Prof. Peter van Tienderen is dean of the Faculty of Science as of 1 January 2017. He had been vice-dean of the Faculty since 2014.
Peter H. van Tienderen (1958) studied biology at the University of Utrecht with ecology & evolution and informatics as subject areas. He did his PhD work at the Netherlands Institute for Ecology (NIOO) and defended his thesis in 1989 at Utrecht University. He worked as postdoc at Duke University, before accepting a tenured position at the Wageningen UR, and later a dual research position at Wageningen/NIOO.
In 2001 he became Professor of Experimental Plant Systematics at the University of Amsterdam, and was director of the Institute for Biodiversity and Ecosystem Dynamics (IBED) from 2005-2014.
I study the origin and maintenance of genetic variation in plants, its relationship with the plant's breeding system, and its role in the process of adaptation. Recent work addresses the consequences of the introduction of genetically modified (GM) crops, and the origins of functional biodiversity.
I lectured in many courses at all levels, from the Plant Biology course for first year Biology Bachelor’s students to advanced courses for PhD students. I helped with the start of the highly successful interdisciplinary Bachelor’s programme Future Planet Studies, which was initiated by Prof.

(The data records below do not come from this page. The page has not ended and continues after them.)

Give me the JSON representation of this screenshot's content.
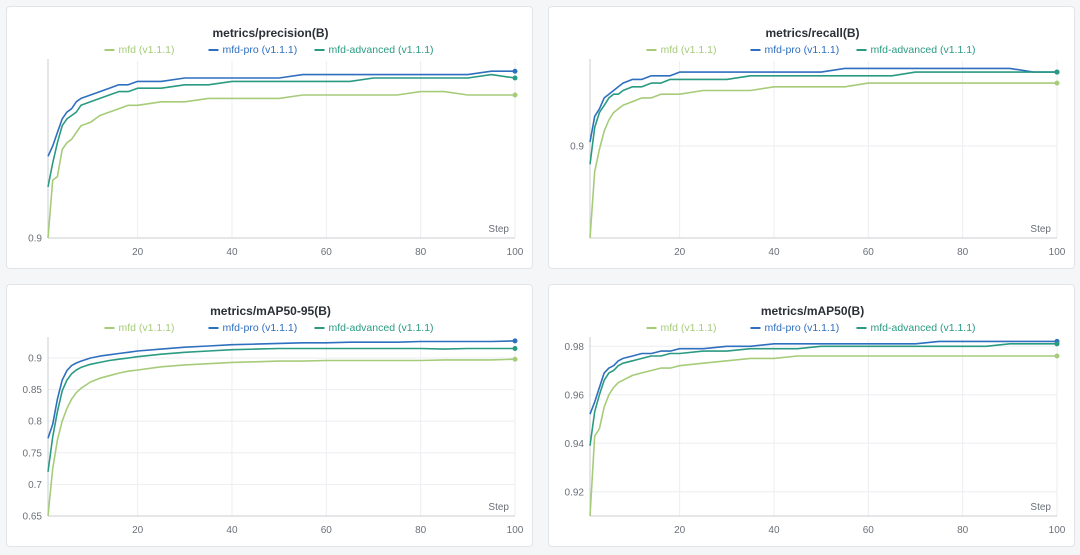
{
  "legend": [
    {
      "name": "mfd (v1.1.1)",
      "color": "#a6cc7a"
    },
    {
      "name": "mfd-pro (v1.1.1)",
      "color": "#2f6fbf"
    },
    {
      "name": "mfd-advanced (v1.1.1)",
      "color": "#2a9a82"
    }
  ],
  "chart_data": [
    {
      "type": "line",
      "title": "metrics/precision(B)",
      "xlabel": "Step",
      "xlim": [
        1,
        100
      ],
      "xticks": [
        "20",
        "40",
        "60",
        "80",
        "100"
      ],
      "ylim": [
        0.9,
        0.952
      ],
      "yticks": [
        "0.9"
      ],
      "series": [
        {
          "name": "mfd (v1.1.1)",
          "x": [
            1,
            2,
            3,
            4,
            5,
            6,
            7,
            8,
            10,
            12,
            14,
            16,
            18,
            20,
            25,
            30,
            35,
            40,
            45,
            50,
            55,
            60,
            65,
            70,
            75,
            80,
            85,
            90,
            95,
            100
          ],
          "values": [
            0.9,
            0.917,
            0.918,
            0.926,
            0.928,
            0.929,
            0.931,
            0.933,
            0.934,
            0.936,
            0.937,
            0.938,
            0.939,
            0.939,
            0.94,
            0.94,
            0.941,
            0.941,
            0.941,
            0.941,
            0.942,
            0.942,
            0.942,
            0.942,
            0.942,
            0.943,
            0.943,
            0.942,
            0.942,
            0.942
          ]
        },
        {
          "name": "mfd-pro (v1.1.1)",
          "x": [
            1,
            2,
            3,
            4,
            5,
            6,
            7,
            8,
            10,
            12,
            14,
            16,
            18,
            20,
            25,
            30,
            35,
            40,
            45,
            50,
            55,
            60,
            65,
            70,
            75,
            80,
            85,
            90,
            95,
            100
          ],
          "values": [
            0.924,
            0.927,
            0.931,
            0.935,
            0.937,
            0.938,
            0.94,
            0.941,
            0.942,
            0.943,
            0.944,
            0.945,
            0.945,
            0.946,
            0.946,
            0.947,
            0.947,
            0.947,
            0.947,
            0.947,
            0.948,
            0.948,
            0.948,
            0.948,
            0.948,
            0.948,
            0.948,
            0.948,
            0.949,
            0.949
          ]
        },
        {
          "name": "mfd-advanced (v1.1.1)",
          "x": [
            1,
            2,
            3,
            4,
            5,
            6,
            7,
            8,
            10,
            12,
            14,
            16,
            18,
            20,
            25,
            30,
            35,
            40,
            45,
            50,
            55,
            60,
            65,
            70,
            75,
            80,
            85,
            90,
            95,
            100
          ],
          "values": [
            0.915,
            0.922,
            0.928,
            0.933,
            0.935,
            0.936,
            0.937,
            0.939,
            0.94,
            0.941,
            0.942,
            0.943,
            0.943,
            0.944,
            0.944,
            0.945,
            0.945,
            0.946,
            0.946,
            0.946,
            0.946,
            0.946,
            0.946,
            0.947,
            0.947,
            0.947,
            0.947,
            0.947,
            0.948,
            0.947
          ]
        }
      ]
    },
    {
      "type": "line",
      "title": "metrics/recall(B)",
      "xlabel": "Step",
      "xlim": [
        1,
        100
      ],
      "xticks": [
        "20",
        "40",
        "60",
        "80",
        "100"
      ],
      "ylim": [
        0.875,
        0.923
      ],
      "yticks": [
        "0.9"
      ],
      "series": [
        {
          "name": "mfd (v1.1.1)",
          "x": [
            1,
            2,
            3,
            4,
            5,
            6,
            7,
            8,
            10,
            12,
            14,
            16,
            18,
            20,
            25,
            30,
            35,
            40,
            45,
            50,
            55,
            60,
            65,
            70,
            75,
            80,
            85,
            90,
            95,
            100
          ],
          "values": [
            0.875,
            0.893,
            0.899,
            0.904,
            0.907,
            0.909,
            0.91,
            0.911,
            0.912,
            0.913,
            0.913,
            0.914,
            0.914,
            0.914,
            0.915,
            0.915,
            0.915,
            0.916,
            0.916,
            0.916,
            0.916,
            0.917,
            0.917,
            0.917,
            0.917,
            0.917,
            0.917,
            0.917,
            0.917,
            0.917
          ]
        },
        {
          "name": "mfd-pro (v1.1.1)",
          "x": [
            1,
            2,
            3,
            4,
            5,
            6,
            7,
            8,
            10,
            12,
            14,
            16,
            18,
            20,
            25,
            30,
            35,
            40,
            45,
            50,
            55,
            60,
            65,
            70,
            75,
            80,
            85,
            90,
            95,
            100
          ],
          "values": [
            0.901,
            0.908,
            0.91,
            0.913,
            0.914,
            0.915,
            0.916,
            0.917,
            0.918,
            0.918,
            0.919,
            0.919,
            0.919,
            0.92,
            0.92,
            0.92,
            0.92,
            0.92,
            0.92,
            0.92,
            0.921,
            0.921,
            0.921,
            0.921,
            0.921,
            0.921,
            0.921,
            0.921,
            0.92,
            0.92
          ]
        },
        {
          "name": "mfd-advanced (v1.1.1)",
          "x": [
            1,
            2,
            3,
            4,
            5,
            6,
            7,
            8,
            10,
            12,
            14,
            16,
            18,
            20,
            25,
            30,
            35,
            40,
            45,
            50,
            55,
            60,
            65,
            70,
            75,
            80,
            85,
            90,
            95,
            100
          ],
          "values": [
            0.895,
            0.905,
            0.909,
            0.911,
            0.913,
            0.914,
            0.914,
            0.915,
            0.916,
            0.916,
            0.917,
            0.917,
            0.918,
            0.918,
            0.918,
            0.918,
            0.919,
            0.919,
            0.919,
            0.919,
            0.919,
            0.919,
            0.919,
            0.92,
            0.92,
            0.92,
            0.92,
            0.92,
            0.92,
            0.92
          ]
        }
      ]
    },
    {
      "type": "line",
      "title": "metrics/mAP50-95(B)",
      "xlabel": "Step",
      "xlim": [
        1,
        100
      ],
      "xticks": [
        "20",
        "40",
        "60",
        "80",
        "100"
      ],
      "ylim": [
        0.65,
        0.93
      ],
      "yticks": [
        "0.65",
        "0.7",
        "0.75",
        "0.8",
        "0.85",
        "0.9"
      ],
      "series": [
        {
          "name": "mfd (v1.1.1)",
          "x": [
            1,
            2,
            3,
            4,
            5,
            6,
            7,
            8,
            10,
            12,
            14,
            16,
            18,
            20,
            25,
            30,
            35,
            40,
            45,
            50,
            55,
            60,
            65,
            70,
            75,
            80,
            85,
            90,
            95,
            100
          ],
          "values": [
            0.65,
            0.725,
            0.77,
            0.8,
            0.82,
            0.835,
            0.845,
            0.852,
            0.862,
            0.868,
            0.872,
            0.876,
            0.879,
            0.881,
            0.886,
            0.889,
            0.891,
            0.893,
            0.894,
            0.895,
            0.895,
            0.896,
            0.896,
            0.896,
            0.896,
            0.896,
            0.897,
            0.897,
            0.897,
            0.898
          ]
        },
        {
          "name": "mfd-pro (v1.1.1)",
          "x": [
            1,
            2,
            3,
            4,
            5,
            6,
            7,
            8,
            10,
            12,
            14,
            16,
            18,
            20,
            25,
            30,
            35,
            40,
            45,
            50,
            55,
            60,
            65,
            70,
            75,
            80,
            85,
            90,
            95,
            100
          ],
          "values": [
            0.773,
            0.795,
            0.835,
            0.865,
            0.88,
            0.888,
            0.892,
            0.895,
            0.9,
            0.903,
            0.905,
            0.907,
            0.909,
            0.911,
            0.914,
            0.917,
            0.919,
            0.921,
            0.922,
            0.923,
            0.924,
            0.924,
            0.925,
            0.925,
            0.925,
            0.926,
            0.926,
            0.926,
            0.926,
            0.927
          ]
        },
        {
          "name": "mfd-advanced (v1.1.1)",
          "x": [
            1,
            2,
            3,
            4,
            5,
            6,
            7,
            8,
            10,
            12,
            14,
            16,
            18,
            20,
            25,
            30,
            35,
            40,
            45,
            50,
            55,
            60,
            65,
            70,
            75,
            80,
            85,
            90,
            95,
            100
          ],
          "values": [
            0.72,
            0.775,
            0.815,
            0.848,
            0.865,
            0.875,
            0.881,
            0.885,
            0.89,
            0.893,
            0.896,
            0.898,
            0.9,
            0.902,
            0.906,
            0.909,
            0.911,
            0.913,
            0.914,
            0.915,
            0.915,
            0.915,
            0.915,
            0.915,
            0.915,
            0.915,
            0.914,
            0.915,
            0.915,
            0.915
          ]
        }
      ]
    },
    {
      "type": "line",
      "title": "metrics/mAP50(B)",
      "xlabel": "Step",
      "xlim": [
        1,
        100
      ],
      "xticks": [
        "20",
        "40",
        "60",
        "80",
        "100"
      ],
      "ylim": [
        0.91,
        0.983
      ],
      "yticks": [
        "0.92",
        "0.94",
        "0.96",
        "0.98"
      ],
      "series": [
        {
          "name": "mfd (v1.1.1)",
          "x": [
            1,
            2,
            3,
            4,
            5,
            6,
            7,
            8,
            10,
            12,
            14,
            16,
            18,
            20,
            25,
            30,
            35,
            40,
            45,
            50,
            55,
            60,
            65,
            70,
            75,
            80,
            85,
            90,
            95,
            100
          ],
          "values": [
            0.91,
            0.943,
            0.946,
            0.955,
            0.96,
            0.963,
            0.965,
            0.966,
            0.968,
            0.969,
            0.97,
            0.971,
            0.971,
            0.972,
            0.973,
            0.974,
            0.975,
            0.975,
            0.976,
            0.976,
            0.976,
            0.976,
            0.976,
            0.976,
            0.976,
            0.976,
            0.976,
            0.976,
            0.976,
            0.976
          ]
        },
        {
          "name": "mfd-pro (v1.1.1)",
          "x": [
            1,
            2,
            3,
            4,
            5,
            6,
            7,
            8,
            10,
            12,
            14,
            16,
            18,
            20,
            25,
            30,
            35,
            40,
            45,
            50,
            55,
            60,
            65,
            70,
            75,
            80,
            85,
            90,
            95,
            100
          ],
          "values": [
            0.952,
            0.957,
            0.963,
            0.969,
            0.971,
            0.972,
            0.974,
            0.975,
            0.976,
            0.977,
            0.977,
            0.978,
            0.978,
            0.979,
            0.979,
            0.98,
            0.98,
            0.981,
            0.981,
            0.981,
            0.981,
            0.981,
            0.981,
            0.981,
            0.982,
            0.982,
            0.982,
            0.982,
            0.982,
            0.982
          ]
        },
        {
          "name": "mfd-advanced (v1.1.1)",
          "x": [
            1,
            2,
            3,
            4,
            5,
            6,
            7,
            8,
            10,
            12,
            14,
            16,
            18,
            20,
            25,
            30,
            35,
            40,
            45,
            50,
            55,
            60,
            65,
            70,
            75,
            80,
            85,
            90,
            95,
            100
          ],
          "values": [
            0.939,
            0.953,
            0.96,
            0.966,
            0.969,
            0.97,
            0.972,
            0.973,
            0.974,
            0.975,
            0.976,
            0.976,
            0.977,
            0.977,
            0.978,
            0.978,
            0.979,
            0.979,
            0.979,
            0.98,
            0.98,
            0.98,
            0.98,
            0.98,
            0.98,
            0.98,
            0.98,
            0.981,
            0.981,
            0.981
          ]
        }
      ]
    }
  ]
}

Willem Bouten. I contribute as lecturer to the courses Future of the Earth (1st year) and Food production (2nd year).
In 2010 I became the project leader for LifeWatch in the Netherlands, an ESFRI Landmark project and the European research infrastructure for biodiversity and ecosystem research. Modern research relies heavily on the analysis of complex and heterogeneous data, coming from, for instance, high throughput genetic analyses, sensor networks, remote satellite sensing, as well as user communities (‘citizen science’). This means that this research depends on the use of modern eScience methods for data acquisition, data mining, visualisation, analysis and modeling.